Постепенно она оттолкнула от себя тех немногих друзей, которые помнили о ней и оставались ей преданы — они в конце концов от нее отвернулись, дабы спасти остатки своих издерганных нервов. Она не ощутила потери. У нее были ее фаны, батальон до безумия в нее влюбленных лесбиянок и геев, и ее мальчики на побегушках — консьержи из парижского дома, которые, за непомерно большие чаевые, навещали Дитрих и выполняли ее поручения в промежутках между дежурствами.
Несмотря на алкоголь и лекарства, у матери бывали периоды просветленного сознания, и тогда все вокруг восхищались и поражались ее острому уму. Хотя на суждения Дитрих накладывали свой отпечаток ее возраст, ее ego, ее тевтонское происхождение, любознательность не покидала ее. Вооружившись сильнейшей лупой, ссутулившись, она пожирала газеты и журналы четырех стран, вырезая статьи на темы, заслуживающие ее внимания, корявым почерком исписывая поля язвительными комментариями; вырезки эти она затем посылала мне — не для того, чтобы узнать мое мнение, а для моего «просвещения», а также в качестве доказательства своего «высочайшего интеллектуального уровня». По любому поводу у нее находилось что сказать — как правило, что-то отрицательное, критическое, жестокое, а часто просто отвратительное.
Особенно ее волновали истории про СПИД. Поскольку среди поклонников, с которыми Дитрих переписывалась, большинство были гомосексуалистами, она вообразила — и подкрепила это целой теорией, — что, вскрывая их письма, может заразиться. Она сочинила на эту тему стихотворение и прислала его мне, сообщив, что после ее смерти я смогу заработать на нем огромные деньги.
В последние годы жизни мать написала много подобных «поэм», как она их называла. Изложение мыслей на бумаге стало одним из ее любимых занятий. Некоторые стихи — смешные или сатирические, некоторые — очень грустные, даже пугающие, но все, на каком бы языке они ни были написаны, типичны для Дитрих.
В последние годы Дитрих писала о себе, если ей за это платили — неважно что: франки, доллары или марки. Ее легко было уговорить сочинить какую-нибудь историю, связанную с истинной любовью ее жизни. Она звонила мне, называла предложенную сумму, читала вопросы, на которые ее просили ответить:
— Послушай: «С кем из актеров было сложнее всего работать?» С кем? Ну что мне сказать? Я со всеми управлялась.
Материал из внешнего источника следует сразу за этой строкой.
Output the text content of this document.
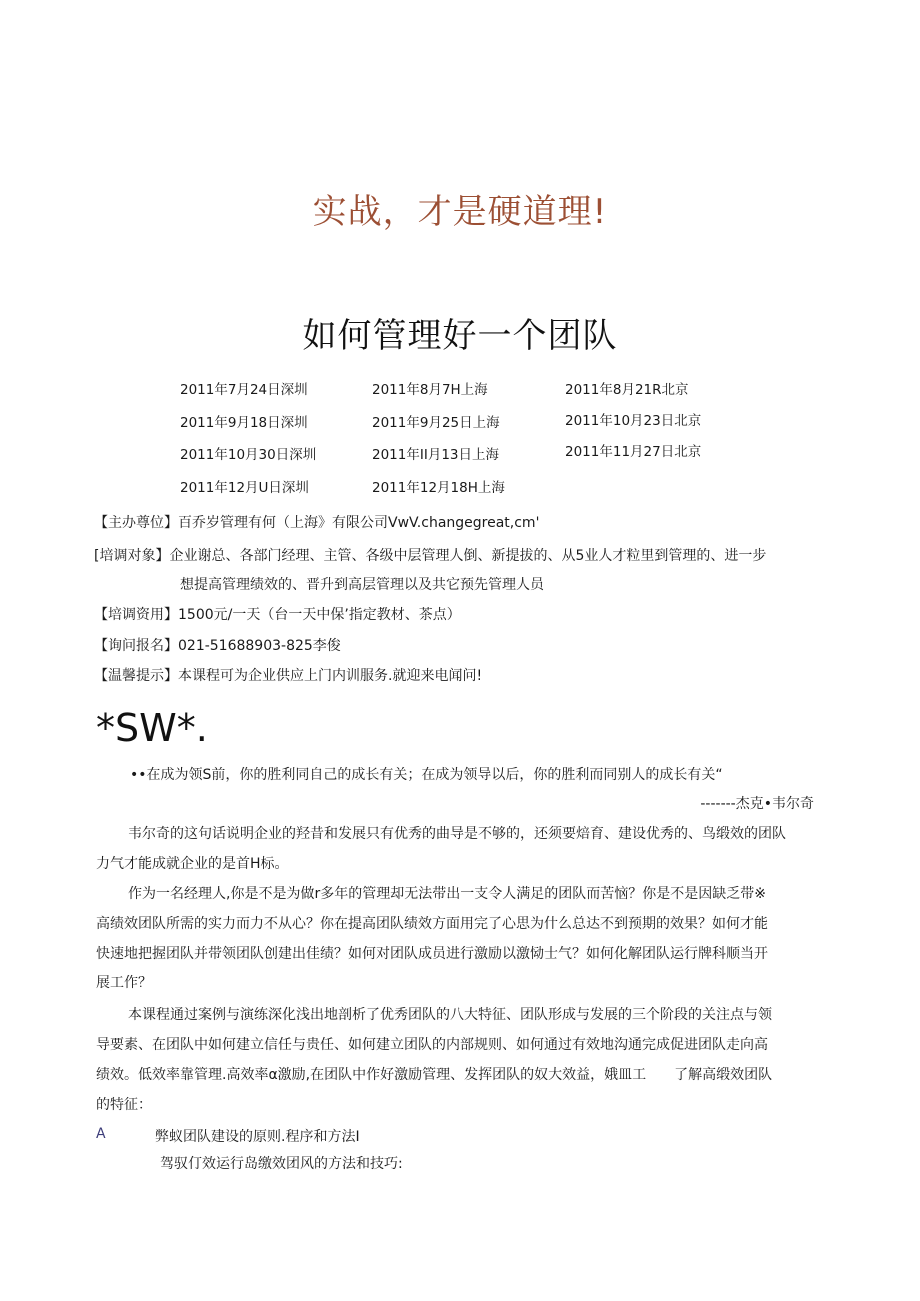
实战，才是硬道理!
如何管理好一个团队
2011年7月24日深圳	2011年8月7H上海	2011年8月21R北京
2011年9月18日深圳	2011年9月25日上海	2011年10月23日北京
2011年10月30日深圳	2011年II月13日上海	2011年11月27日北京
2011年12月U日深圳	2011年12月18H上海
【主办尊位】百乔岁管理有何（上海》有限公司VwV.changegreat,cm'
[培调对象】企业谢总、各部门经理、主管、各级中层管理人倒、新提拔的、从5业人才粒里到管理的、进一步
想提高管理绩效的、晋升到高层管理以及共它预先管理人员
【培调资用】1500元/一天（台一天中保’指定教材、茶点）
【询问报名】021-51688903-825李俊
【温馨提示】本课程可为企业供应上门内训服务.就迎来电闻问!
*SW*.
••在成为领S前，你的胜利同自己的成长有关；在成为领导以后，你的胜利而同别人的成长有关“
-------杰克•韦尔奇
韦尔奇的这句话说明企业的羟昔和发展只有优秀的曲导是不够的，还须要焙育、建设优秀的、鸟缎效的团队
力气才能成就企业的是首H标。
作为一名经理人,你是不是为做r多年的管理却无法带出一支令人满足的团队而苦恼？你是不是因缺乏带※
高绩效团队所需的实力而力不从心？你在提高团队绩效方面用完了心思为什么总达不到预期的效果？如何才能
快速地把握团队并带领团队创建出佳绩？如何对团队成员进行激励以激恸士气？如何化解团队运行牌科顺当开
展工作？
本课程通过案例与演练深化浅出地剖析了优秀团队的八大特征、团队形成与发展的三个阶段的关注点与领
导要素、在团队中如何建立信任与贵任、如何建立团队的内部规则、如何通过有效地沟通完成促进团队走向高
绩效。低效率靠管理.高效率α激励,在团队中作好激励管理、发挥团队的奴大效益，娥皿工　　了解高缎效团队
的特征：
A	弊蚁团队建设的原则.程序和方法I
驾驭仃效运行岛缴效团风的方法和技巧:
— Рей Милланд? — предлагала я.
— Да… хорошо. Он умер?
— Да.
— Значит, о нем можно говорить — это очень просто! А еще они хотят знать, с кем было приятнее всего…
— Майкл Уайлдинг?
— Нет. Его никто не знает!
— Ну а как насчет… Герберта Маршалла?
— Да! Его все знают, и он тоже умер. Отлично. Они спрашивали про моего отчима, и я сказала: «У меня о нем смутное представление, его убили на войне». Пишу я быстро — целый блокнот за одно утро. У меня это дело налажено — все равно, что говорить с поклонниками по телефону, — короче, труда не составляет!
В промежутках между сочинительством разных историй и чтением восторженных писем фанов, мать заполняла свой день легендой Дитрих. В ее дневниках, разумеется, должно было найтись место грусти и чувству заброшенности, там должны были быть отражены долгие страдания и героическая несгибаемость — все это тоже составляло часть легенды.
До конца жизни мать не переставала влюбляться. В восемьдесят пять лет ей была присуждена премия Американской ассоциации высокой моды. Получить вместо нее премию пригласили моего сына Дэвида, но Дитрих отвергла его кандидатуру, предпочтя найти какую-нибудь знаменитость, лучше всего — человека, прославившегося благодаря своим ногам. Она разыскала нью-йоркский номер домашнего телефона Михаила Барышникова (хотя лично никогда с ним не встречалась) и попросила его получить эту премию, после чего безумно в него влюбилась. Через несколько недель она позвонит мне с просьбой составить несколько любовных фраз по-русски, чтобы завершить долгий телефонный марафон через Атлантику подходящими к случаю страстными признаниями на его родном языке.